GithubHelp home page GithubHelp logo

Comments (16)

ericmjl avatar ericmjl commented on July 20, 2024 3

I'd be judicious with the use of hypothesis, btw. For example, I don't know how to generate examples well for the biology functions. There, an example-based-test may be the best kind of test.

Going forth, it's fine to use an example-based test (our original paradigm) rather than a property-based test (using Hypothesis), if that criteria is fulfilled (i.e. it doesn't make sense to generate lots of examples, or we don't know how to do that in a good way). Or, if it's a beginner contribution, example-based test is fine as well.

To selectively run a test, use pytest.mark to label the test. You'll see a few examples in the test suite:

@pytest.mark.hyp  # marks a function with the label "hyp"
def test_function(...):
    ....

Then, at the terminal:

$ pytest -m hyp  # selectively runs the tests marked with "hyp"

Finally, don't forget that in the top-level directory Makefile, you can do the mega-combo command make check!

from pyjanitor.

szuckerman avatar szuckerman commented on July 20, 2024 1

I really like the refactoring of the test suite (especially using the Hypothesis module; it looks awesome).

However, to run the tests it just took me about 30 seconds while, in the past, I remember it being around 7 seconds or so.

I think all the imports at the top might be unnecessarily slowing it down. There's over 30 files, which means hypothesis and pandas could be loaded that many times.

I think a master file with just one import pandas as pd and a from tests import * might work.

from pyjanitor.

szuckerman avatar szuckerman commented on July 20, 2024 1

@zbarry yes, but I think it depends how the files are run. I pass the tests/ folder to pytest which moves through each file. If pytest is running each file separately then the imports may be an issue.

from pyjanitor.

szuckerman avatar szuckerman commented on July 20, 2024 1

@zbarry, I don't think by much. It still takes about 30 seconds to run everything.
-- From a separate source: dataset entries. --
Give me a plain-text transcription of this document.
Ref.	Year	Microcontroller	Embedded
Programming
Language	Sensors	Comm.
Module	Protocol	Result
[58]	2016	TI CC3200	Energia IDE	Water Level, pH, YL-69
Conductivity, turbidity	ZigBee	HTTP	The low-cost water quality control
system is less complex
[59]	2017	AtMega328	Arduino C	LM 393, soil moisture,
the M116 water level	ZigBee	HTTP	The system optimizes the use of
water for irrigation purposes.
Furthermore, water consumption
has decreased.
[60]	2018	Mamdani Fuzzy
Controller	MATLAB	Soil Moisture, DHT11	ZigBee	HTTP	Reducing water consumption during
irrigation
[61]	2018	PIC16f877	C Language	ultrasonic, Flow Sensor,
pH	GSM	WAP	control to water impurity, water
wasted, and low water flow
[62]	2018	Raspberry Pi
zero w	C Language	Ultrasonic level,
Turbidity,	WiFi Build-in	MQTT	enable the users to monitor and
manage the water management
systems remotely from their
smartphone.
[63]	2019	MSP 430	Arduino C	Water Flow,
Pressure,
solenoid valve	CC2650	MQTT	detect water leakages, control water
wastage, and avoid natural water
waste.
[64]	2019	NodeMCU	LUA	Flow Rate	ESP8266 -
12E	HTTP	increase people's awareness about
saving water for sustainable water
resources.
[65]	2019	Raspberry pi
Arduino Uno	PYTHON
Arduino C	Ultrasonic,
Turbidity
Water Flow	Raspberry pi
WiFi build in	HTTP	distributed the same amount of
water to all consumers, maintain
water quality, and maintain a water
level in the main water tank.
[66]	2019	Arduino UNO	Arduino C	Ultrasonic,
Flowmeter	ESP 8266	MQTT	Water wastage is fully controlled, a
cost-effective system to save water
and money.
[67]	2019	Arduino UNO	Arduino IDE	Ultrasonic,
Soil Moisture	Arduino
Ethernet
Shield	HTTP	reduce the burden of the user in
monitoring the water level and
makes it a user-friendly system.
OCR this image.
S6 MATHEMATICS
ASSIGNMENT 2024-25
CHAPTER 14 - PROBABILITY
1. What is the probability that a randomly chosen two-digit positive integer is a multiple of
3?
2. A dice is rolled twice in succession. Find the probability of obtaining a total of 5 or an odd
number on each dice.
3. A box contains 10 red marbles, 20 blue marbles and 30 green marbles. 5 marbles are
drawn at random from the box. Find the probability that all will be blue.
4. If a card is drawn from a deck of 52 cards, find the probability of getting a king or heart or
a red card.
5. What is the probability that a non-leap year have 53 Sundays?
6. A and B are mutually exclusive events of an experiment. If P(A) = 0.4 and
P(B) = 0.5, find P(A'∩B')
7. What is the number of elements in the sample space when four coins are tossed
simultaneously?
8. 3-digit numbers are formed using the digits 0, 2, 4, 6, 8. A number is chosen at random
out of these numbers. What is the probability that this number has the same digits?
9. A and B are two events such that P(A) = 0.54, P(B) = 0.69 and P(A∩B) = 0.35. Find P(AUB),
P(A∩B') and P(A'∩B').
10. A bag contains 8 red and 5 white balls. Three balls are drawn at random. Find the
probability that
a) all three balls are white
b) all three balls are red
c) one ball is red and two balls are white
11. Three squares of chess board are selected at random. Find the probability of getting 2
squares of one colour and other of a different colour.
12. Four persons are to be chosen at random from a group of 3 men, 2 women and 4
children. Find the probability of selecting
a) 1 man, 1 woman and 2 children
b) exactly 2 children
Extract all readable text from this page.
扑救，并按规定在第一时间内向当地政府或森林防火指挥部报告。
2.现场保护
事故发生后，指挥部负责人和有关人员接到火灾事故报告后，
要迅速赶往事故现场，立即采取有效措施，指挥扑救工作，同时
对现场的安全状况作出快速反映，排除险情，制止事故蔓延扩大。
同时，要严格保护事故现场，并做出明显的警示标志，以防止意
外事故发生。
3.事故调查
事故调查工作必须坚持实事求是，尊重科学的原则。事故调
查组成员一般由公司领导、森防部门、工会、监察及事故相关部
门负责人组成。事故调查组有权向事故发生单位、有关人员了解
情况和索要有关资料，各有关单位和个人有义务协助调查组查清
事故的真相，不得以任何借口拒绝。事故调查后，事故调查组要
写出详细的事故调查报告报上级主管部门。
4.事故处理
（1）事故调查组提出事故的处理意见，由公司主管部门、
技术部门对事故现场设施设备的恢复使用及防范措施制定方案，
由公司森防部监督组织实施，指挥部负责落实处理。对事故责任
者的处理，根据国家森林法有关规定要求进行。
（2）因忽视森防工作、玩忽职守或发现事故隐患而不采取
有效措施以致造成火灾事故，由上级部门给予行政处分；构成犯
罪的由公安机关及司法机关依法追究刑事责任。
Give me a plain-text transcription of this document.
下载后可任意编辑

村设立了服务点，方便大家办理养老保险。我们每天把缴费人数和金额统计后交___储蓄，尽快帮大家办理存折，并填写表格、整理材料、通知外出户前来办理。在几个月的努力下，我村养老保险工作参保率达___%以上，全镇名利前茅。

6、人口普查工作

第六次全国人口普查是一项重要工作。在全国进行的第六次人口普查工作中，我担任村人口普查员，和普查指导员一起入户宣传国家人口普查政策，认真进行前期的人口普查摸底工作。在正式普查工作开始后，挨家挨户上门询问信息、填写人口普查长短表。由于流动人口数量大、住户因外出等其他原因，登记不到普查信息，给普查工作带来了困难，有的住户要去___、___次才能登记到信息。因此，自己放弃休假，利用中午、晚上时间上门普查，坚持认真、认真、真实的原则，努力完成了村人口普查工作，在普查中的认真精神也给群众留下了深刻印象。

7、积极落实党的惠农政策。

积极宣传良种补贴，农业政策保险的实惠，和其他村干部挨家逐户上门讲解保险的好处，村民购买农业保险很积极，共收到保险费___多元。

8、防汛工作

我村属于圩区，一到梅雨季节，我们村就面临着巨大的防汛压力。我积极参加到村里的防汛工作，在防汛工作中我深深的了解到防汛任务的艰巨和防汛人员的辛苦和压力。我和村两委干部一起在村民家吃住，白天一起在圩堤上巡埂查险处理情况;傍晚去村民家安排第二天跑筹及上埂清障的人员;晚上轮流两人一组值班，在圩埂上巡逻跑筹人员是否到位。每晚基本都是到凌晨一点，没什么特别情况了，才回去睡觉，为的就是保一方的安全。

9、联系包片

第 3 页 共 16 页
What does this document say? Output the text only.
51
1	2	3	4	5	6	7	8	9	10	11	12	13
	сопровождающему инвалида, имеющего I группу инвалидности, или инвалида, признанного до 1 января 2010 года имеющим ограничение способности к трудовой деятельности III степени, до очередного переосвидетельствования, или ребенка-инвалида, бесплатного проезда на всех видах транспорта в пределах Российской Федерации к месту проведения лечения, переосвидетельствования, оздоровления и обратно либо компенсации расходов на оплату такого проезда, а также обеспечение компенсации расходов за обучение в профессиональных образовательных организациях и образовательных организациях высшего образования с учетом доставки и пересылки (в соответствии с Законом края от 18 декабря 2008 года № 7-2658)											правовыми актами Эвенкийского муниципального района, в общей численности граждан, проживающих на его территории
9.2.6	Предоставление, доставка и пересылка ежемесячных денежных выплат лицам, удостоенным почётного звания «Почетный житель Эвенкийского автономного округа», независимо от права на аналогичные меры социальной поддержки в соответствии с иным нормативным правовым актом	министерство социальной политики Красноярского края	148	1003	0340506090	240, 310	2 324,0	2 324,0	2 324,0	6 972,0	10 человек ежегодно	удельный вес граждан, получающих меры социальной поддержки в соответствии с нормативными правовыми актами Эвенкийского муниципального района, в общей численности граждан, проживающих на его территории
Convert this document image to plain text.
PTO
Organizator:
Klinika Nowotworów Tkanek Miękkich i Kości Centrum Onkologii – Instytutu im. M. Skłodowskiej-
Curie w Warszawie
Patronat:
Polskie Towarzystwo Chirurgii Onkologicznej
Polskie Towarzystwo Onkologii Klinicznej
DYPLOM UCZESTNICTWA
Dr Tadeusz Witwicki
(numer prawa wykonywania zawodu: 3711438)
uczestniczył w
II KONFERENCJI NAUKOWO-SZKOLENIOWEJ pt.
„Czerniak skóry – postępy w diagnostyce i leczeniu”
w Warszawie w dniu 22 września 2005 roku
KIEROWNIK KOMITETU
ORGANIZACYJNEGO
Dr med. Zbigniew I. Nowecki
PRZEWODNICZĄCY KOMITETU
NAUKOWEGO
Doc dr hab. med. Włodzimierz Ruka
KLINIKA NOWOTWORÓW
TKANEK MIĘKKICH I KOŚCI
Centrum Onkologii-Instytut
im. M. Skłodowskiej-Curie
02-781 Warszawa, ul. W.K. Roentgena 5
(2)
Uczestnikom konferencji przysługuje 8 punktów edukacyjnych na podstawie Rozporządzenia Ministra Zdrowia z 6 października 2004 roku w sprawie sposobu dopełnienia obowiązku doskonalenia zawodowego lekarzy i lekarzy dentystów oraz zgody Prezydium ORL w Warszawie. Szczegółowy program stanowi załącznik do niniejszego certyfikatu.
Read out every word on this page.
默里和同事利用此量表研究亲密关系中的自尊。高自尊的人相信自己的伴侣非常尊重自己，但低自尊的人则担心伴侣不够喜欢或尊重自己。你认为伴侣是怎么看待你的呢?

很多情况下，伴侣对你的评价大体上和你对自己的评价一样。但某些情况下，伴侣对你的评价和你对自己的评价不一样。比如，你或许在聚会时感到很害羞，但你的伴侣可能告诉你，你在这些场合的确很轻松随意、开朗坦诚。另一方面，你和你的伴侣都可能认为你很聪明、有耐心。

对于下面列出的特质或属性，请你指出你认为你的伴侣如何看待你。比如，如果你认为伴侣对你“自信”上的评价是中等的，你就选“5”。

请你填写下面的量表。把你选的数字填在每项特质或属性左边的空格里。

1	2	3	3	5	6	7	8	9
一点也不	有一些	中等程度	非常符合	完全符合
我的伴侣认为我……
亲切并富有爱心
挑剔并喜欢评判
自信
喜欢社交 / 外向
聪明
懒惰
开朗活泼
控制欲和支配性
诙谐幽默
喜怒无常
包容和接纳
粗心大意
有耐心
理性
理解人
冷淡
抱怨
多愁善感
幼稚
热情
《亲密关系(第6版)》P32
What usually can lead to improvements is making the fixtures have a session scope versus function scope (i.e. just change the decorator to @pytest.fixture(scope='session')).

When they have a function scope the fixture gets calculated again for each test function. If it's a session scope, it runs once and the object gets passed to all the test functions. However, this doesn't really work for us since most/all of the tests mutate the DataFrame which will cause subsequent tests to fail.

from pyjanitor.

szuckerman avatar szuckerman commented on July 20, 2024 1

Probably not. They way lru_cache works is it makes a dictionary out of the function arguments and the result. (As a basic understanding).

For example, if you had:

@functools.lru_cache(maxsize=128)
def hi(name):
   return 'hi ' + name

And I ran hi('sam'), lru_cache would make something like a dictionary of {'sam': 'hi sam'} to know what to look up when 'sam' is given as an argument. Every new argument adds another key to the dictionary, until you hit 128 (since that's the threshold given, and then they start deleting the oldest values).

Some main ideas are that:

  1. The arguments must be hashable to be able to be used as keys for the dictionary.
  2. If the arguments are changing all the time, it doesn't help much to cache the results.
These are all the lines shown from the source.